Lembrando o que passou, como ela se sente em relação aos 20 anos de detenção? Ela diz:
Valeu a pena tudo, e eu sou muito grata ao meu Deus, Jeová, pela oportunidade que tive de mostrar o meu amor e minha devoção a ele. Conforme registrado em Mateus 13:45, 46, Jesus comparou o Reino a um comerciante viajante que buscava pérolas excelentes. Ao achar uma de grande valor, vendeu todas as coisas que tinha e a comprou. Eu tive de desistir de tudo, inclusive dos meus filhos pequenos, para ser leal ao meu Deus. Jeová de maneira alguma me tem desapontado. Ele me sustentou e cuidou da minha família da sua própria maneira maravilhosa.

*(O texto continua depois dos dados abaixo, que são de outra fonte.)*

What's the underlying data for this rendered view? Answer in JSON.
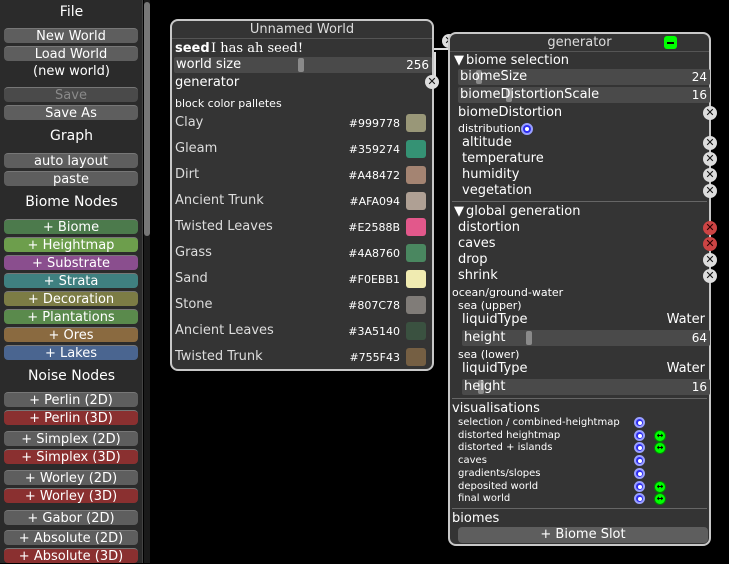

Indagada se tinha algum conselho bom a dar aos seus concristãos, Nancy Yuen respondeu refletidamente:
Nunca fiquem apreensivos ou temerosos das provações que lhes possam sobrevir. Todos nós temos de esperar provações de uma maneira ou de outra. São de proveito para nós. Elas nos disciplinam e nos refinam, e mostram que tipo de cristãos realmente somos. As provações mostram-nos quão forte a nossa fé realmente é e como ela pode ser fortalecida. Em resultado de minhas provações eu sinto-me hoje muito mais fortalecida na fé. Portanto, nunca fiquem temerosos. Em muitas ocasiões derivei grande consolo das palavras do apóstolo Pedro: ‘Lançai sobre Jeová toda a vossa ansiedade, porque ele tem cuidado de vós’. (1 Ped. 5:6, 7) Vocês podem fazer o mesmo.
O exemplo de perseverança e lealdade desta irmã devotada é tanto encorajador como fortalecedor da fé. Por mais de duas décadas, as Testemunhas de Jeová, ao redor do mundo, têm-se lembrado nas suas orações de seus queridos irmãos e irmãs na China. Agora estamos sendo informados em primeira mão de como ele tem amorosamente cuidado deles e os tem sustentado até agora.
Em 15 de fevereiro de 1979, Nancy Yuen visitou o escritório da filial da Sociedade Torre de Vigia em Hong Kong, em 16 de fevereiro assistiu à sua primeira reunião cristã depois de 22 anos e em 17 de fevereiro estava novamente participando com seus irmãos na proclamação do reino de Deus de casa em casa. Sentimo-nos movidos a agradecer a Jeová por tais exemplos modernos de fé, que encorajam todos os cristãos verdadeiros a permanecerem leais a seu Deus, Jeová.